Desde a frente até os fundos, o itinerário começa por uma vitrine junto ao acesso principal da casa. Trata-se de um viveiro de pássaros que prenuncia outros ingredientes vernaculares incorporados mais além. O volume laminar intercepta lateralmente o volume compacto do salão de estar de pé-direito duplo, transformando-se internamente em jirau-passarela, junto ao qual se acomoda, em dois níveis superpostos, a biblioteca, enquanto o percurso prossegue rumo aos quartos. Antes disso, ao passar sobre o escritório, ganha ares de galeria envidraçada, espécie de hiato entre os blocos da frente e dos fundos, dando para um pátio interno por onde se alcançam as coberturas desfrutáveis. Em pleno território da intimidade doméstica, o eixo de circulação se materializa como corredor avarandado, completando, do quarto de hóspedes à suíte dos proprietários, o roteiro dessa interiorização progressiva.

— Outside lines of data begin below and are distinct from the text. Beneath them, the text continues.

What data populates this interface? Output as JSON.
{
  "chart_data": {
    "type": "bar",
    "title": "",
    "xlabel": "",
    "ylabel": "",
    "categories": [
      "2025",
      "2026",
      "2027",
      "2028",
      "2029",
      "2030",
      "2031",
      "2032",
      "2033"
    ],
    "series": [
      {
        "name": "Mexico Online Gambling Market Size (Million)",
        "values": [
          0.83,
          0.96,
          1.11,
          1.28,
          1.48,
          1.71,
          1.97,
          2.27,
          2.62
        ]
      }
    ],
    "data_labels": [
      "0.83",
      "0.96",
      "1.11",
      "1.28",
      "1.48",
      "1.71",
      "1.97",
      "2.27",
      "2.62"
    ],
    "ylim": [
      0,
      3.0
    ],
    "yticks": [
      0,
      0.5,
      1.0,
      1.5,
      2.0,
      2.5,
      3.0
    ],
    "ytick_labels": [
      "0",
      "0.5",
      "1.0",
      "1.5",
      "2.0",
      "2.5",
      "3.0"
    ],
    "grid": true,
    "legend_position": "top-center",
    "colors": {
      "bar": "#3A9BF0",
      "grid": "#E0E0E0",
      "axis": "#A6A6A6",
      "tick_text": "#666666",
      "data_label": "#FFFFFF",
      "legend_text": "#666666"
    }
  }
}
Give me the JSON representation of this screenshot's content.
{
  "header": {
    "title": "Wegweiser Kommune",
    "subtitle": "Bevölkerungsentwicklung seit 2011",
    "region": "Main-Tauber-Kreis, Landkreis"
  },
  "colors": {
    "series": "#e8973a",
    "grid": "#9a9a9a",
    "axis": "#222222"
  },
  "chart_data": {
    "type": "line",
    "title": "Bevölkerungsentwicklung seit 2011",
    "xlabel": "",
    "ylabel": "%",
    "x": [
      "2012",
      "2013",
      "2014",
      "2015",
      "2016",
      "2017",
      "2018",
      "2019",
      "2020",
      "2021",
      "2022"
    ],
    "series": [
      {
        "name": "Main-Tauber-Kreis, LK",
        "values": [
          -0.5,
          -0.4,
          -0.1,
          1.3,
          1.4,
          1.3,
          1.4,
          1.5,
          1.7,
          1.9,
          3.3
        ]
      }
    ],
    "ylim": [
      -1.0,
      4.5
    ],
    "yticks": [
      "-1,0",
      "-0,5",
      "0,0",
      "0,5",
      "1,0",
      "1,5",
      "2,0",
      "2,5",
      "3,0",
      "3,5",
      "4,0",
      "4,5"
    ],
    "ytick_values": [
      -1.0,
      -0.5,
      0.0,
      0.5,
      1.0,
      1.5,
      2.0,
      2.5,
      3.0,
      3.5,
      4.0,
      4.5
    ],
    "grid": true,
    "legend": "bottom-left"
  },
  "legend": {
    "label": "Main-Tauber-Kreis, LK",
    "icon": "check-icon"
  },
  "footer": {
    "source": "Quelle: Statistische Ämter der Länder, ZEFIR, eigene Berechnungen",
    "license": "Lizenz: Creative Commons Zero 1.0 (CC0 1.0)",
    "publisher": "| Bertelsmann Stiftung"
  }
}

Se no piso superior o eixo tudo subordina, no piso inferior e nas áreas externas ajardinadas os espaços se comunicam de maneira fluida, através de uma integração visual controlada por sutis deslocamentos, pausas, diferenciações no tratamento das superfícies e aberturas, sempre no sentido de uma acomodação empírica do vivenciado, de uma individualização dos ambientes que rechaça o continuum espacial isotrópico dos racionalismos mais dogmáticos.

CALDEIRA, Vasco. Casa Ubiracica. In: FANUCCI, Francisco; FERRAZ, Marcelo Carvalho. Francisco Fanucci, Marcelo Ferraz: Brasil Arquitetura. São Paulo, Cosac Naify, 2005, p. 134.